Abstract: 

Two fluvial facies associations, braided and ephemeral fluvial, are recognized in strata of the Cambrian–Ordovician Potsdam Group in the Ottawa Embayment and Quebec Basin in northeastern North America. Braided fluvial sedimentation was dominated by the migration of coarse-grained sandy dunes and rare unit bars and local gravels that built up low-relief 0.4–5-m-thick downstream-accreting compound bars in very wide and shallow braided channels. Rare meter-scale confluence scours, incision, and filling of decimeter-thick bypass channels, and thin (≤ 7 cm) overbank deposition also occurred. Ephemeral fluvial sedimentation was dominated by the progradation of lobate terminal splays, most of which were deflated and/or reworked into thin (10–95 cm) sheets by eolian processes during the long recurrence intervals between floods. These strata were locally incised by rare, 0.3–1.9-m-thick scour-filling high-energy supercritical bedform strata and decimeter-thick bypass channels. Both braided and ephemeral fluvial deposits consist of meter-scale stacked, high-order stratal units separated by horizontal, laterally extensive surfaces recording the recurring buildup, avulsion, and finally abandonment of channel belts.

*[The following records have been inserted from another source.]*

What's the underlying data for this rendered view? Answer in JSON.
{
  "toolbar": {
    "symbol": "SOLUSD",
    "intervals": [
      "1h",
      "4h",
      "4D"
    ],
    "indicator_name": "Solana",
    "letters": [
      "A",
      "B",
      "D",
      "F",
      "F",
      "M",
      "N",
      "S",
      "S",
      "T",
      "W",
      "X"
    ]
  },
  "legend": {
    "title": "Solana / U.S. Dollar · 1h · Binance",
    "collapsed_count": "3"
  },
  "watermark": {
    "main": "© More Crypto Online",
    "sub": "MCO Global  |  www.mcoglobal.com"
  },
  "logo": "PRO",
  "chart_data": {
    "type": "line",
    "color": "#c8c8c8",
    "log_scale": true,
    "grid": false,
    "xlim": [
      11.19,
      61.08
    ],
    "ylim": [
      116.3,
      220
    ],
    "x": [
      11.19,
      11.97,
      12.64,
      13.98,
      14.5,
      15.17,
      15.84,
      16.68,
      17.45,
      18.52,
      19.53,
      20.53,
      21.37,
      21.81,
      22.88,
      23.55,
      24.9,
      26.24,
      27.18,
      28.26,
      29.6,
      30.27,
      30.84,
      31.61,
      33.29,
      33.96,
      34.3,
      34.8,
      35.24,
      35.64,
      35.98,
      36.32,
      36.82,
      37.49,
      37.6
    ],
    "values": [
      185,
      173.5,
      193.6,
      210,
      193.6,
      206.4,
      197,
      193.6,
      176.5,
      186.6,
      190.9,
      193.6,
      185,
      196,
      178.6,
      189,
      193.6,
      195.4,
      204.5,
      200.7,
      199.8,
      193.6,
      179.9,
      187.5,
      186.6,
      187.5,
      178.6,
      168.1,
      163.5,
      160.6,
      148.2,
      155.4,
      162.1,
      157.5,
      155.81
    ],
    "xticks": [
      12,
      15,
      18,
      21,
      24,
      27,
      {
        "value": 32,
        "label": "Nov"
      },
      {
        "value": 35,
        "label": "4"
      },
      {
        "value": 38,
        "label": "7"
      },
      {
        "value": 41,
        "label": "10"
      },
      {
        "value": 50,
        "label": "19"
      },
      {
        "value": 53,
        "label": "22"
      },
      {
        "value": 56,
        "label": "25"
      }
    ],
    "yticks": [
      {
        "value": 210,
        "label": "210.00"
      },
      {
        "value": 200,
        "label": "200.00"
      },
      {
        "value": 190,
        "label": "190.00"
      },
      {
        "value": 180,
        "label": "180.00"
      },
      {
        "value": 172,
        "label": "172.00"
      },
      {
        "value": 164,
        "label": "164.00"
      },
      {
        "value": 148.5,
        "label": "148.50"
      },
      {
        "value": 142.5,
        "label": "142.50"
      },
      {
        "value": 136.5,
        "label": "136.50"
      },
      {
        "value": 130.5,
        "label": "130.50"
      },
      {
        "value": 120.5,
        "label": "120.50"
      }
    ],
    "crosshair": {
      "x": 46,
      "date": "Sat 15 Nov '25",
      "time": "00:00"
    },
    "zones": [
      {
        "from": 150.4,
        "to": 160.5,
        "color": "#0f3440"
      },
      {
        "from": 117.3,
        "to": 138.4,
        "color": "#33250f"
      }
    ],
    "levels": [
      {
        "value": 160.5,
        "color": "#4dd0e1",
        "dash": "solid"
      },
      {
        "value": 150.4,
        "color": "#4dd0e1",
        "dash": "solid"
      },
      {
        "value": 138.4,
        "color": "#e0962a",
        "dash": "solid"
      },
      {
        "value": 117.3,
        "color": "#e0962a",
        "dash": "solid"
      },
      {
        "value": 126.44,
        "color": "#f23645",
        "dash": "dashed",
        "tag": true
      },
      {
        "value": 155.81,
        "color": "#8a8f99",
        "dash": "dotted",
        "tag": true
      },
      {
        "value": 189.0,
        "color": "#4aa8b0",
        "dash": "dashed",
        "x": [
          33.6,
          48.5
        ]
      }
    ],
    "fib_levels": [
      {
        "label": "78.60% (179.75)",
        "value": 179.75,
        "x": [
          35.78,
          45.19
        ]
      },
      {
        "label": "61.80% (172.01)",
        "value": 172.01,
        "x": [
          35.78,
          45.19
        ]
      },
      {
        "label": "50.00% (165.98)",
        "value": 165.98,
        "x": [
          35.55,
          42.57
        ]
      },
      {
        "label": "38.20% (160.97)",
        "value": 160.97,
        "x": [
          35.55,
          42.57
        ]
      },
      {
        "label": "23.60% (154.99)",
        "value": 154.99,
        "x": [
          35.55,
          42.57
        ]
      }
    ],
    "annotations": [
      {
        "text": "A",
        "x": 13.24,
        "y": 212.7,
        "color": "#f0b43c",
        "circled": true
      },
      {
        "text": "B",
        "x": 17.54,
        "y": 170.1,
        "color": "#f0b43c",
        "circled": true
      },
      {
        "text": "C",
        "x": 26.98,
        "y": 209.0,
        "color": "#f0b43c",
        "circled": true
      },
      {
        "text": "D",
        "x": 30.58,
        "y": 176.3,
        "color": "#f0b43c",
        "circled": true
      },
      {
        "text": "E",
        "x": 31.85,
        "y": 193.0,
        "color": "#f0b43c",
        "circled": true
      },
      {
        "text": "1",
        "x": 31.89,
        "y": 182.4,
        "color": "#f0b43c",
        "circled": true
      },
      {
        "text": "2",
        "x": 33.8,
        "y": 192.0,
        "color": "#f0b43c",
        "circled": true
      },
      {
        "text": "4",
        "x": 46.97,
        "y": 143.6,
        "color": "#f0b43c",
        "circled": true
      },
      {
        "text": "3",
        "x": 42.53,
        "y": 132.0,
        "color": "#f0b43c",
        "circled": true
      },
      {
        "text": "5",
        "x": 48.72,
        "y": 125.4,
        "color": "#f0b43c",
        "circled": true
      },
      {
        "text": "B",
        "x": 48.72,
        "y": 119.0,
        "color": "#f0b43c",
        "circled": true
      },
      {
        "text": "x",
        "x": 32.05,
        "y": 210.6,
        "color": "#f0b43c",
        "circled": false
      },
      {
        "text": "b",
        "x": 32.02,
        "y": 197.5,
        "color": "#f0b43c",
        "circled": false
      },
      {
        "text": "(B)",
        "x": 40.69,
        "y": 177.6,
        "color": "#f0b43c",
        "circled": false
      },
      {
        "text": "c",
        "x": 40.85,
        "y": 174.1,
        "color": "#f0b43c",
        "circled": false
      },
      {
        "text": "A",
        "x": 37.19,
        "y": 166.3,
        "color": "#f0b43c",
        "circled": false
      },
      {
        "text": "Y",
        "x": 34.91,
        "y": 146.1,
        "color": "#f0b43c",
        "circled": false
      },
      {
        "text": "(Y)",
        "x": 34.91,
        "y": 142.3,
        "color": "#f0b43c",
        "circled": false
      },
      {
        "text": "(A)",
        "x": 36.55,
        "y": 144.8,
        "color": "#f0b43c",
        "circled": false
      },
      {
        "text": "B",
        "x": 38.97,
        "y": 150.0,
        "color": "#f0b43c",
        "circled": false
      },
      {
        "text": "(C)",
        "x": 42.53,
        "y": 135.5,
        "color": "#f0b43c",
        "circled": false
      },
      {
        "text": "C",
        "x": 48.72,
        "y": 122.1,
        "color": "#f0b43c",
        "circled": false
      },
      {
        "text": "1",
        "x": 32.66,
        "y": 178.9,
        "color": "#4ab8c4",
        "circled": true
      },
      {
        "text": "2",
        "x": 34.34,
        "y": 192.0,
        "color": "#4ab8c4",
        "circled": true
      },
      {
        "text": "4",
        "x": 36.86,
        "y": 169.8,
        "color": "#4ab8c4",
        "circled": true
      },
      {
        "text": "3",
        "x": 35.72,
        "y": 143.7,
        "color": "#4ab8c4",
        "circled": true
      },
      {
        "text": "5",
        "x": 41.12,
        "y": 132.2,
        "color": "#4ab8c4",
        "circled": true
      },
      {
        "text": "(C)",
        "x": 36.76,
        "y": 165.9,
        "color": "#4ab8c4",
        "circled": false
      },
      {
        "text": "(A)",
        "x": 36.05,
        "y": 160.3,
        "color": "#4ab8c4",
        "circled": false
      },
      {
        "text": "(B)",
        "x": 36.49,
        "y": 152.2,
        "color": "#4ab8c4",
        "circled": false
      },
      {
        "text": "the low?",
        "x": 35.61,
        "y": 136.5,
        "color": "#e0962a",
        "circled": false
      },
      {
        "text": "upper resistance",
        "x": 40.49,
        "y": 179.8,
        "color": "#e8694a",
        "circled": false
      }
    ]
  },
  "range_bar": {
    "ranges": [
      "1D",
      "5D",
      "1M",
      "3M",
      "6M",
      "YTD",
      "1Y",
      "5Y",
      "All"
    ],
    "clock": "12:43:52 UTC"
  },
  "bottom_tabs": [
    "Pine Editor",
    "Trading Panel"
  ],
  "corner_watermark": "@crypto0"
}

In braided fluvial strata of the Potsdam the dominance of thin (≤ 2 m) elongated compound bars with low-relief (≤ 5°) bar margins and internal accretion surfaces (≤ 15°) suggest that braided channels and in-channel compound bars expanded laterally with negligible increase in flow depth during periods of increased discharge in the absence of bank-stabilizing vegetation, similar to other examples of the pre-vegetated “sheet-braided” style. However, in areas where bedrock topography inhibited the lateral expansion of channels, thicker compound braid bars (1.2–3.5 m) with higher-relief accretion surfaces (up to 35°), like those observed in post-Silurian and modern systems, preferentially formed in relatively deep channels. Ephemeral fluvial deposits here are similar to ephemeral examples throughout geologic history in that they mostly comprise poorly confined sheet-like terminal splays that accumulated in topographic lows. However, compared to several post-Silurian examples, strata in the Potsdam exhibit considerably more eolian reworking of splays and preservation of supercritical-bedform strata, a manifestation of greater rates of surface-water infiltration due to a lack of sheltering by rooted plants and propensity for unconfined flooding. Finally, in the upper part of the Potsdam two regional ephemeral fluvial units are interstratified with two braided fluvial units, providing evidence for shifts in regional climate. The sharp, areally extensive surfaces that separate these fluvial systems are interpreted to approximate time lines, and therein provide a means for relative and absolute chronostratigraphic correlation. These changes are correlated with documented Late Cambrian to Earliest Ordovician global climate fluctuations, with semiarid conditions and related ephemeral fluvial systems corresponding to global cooling events at ca. 491 and 487 Ma.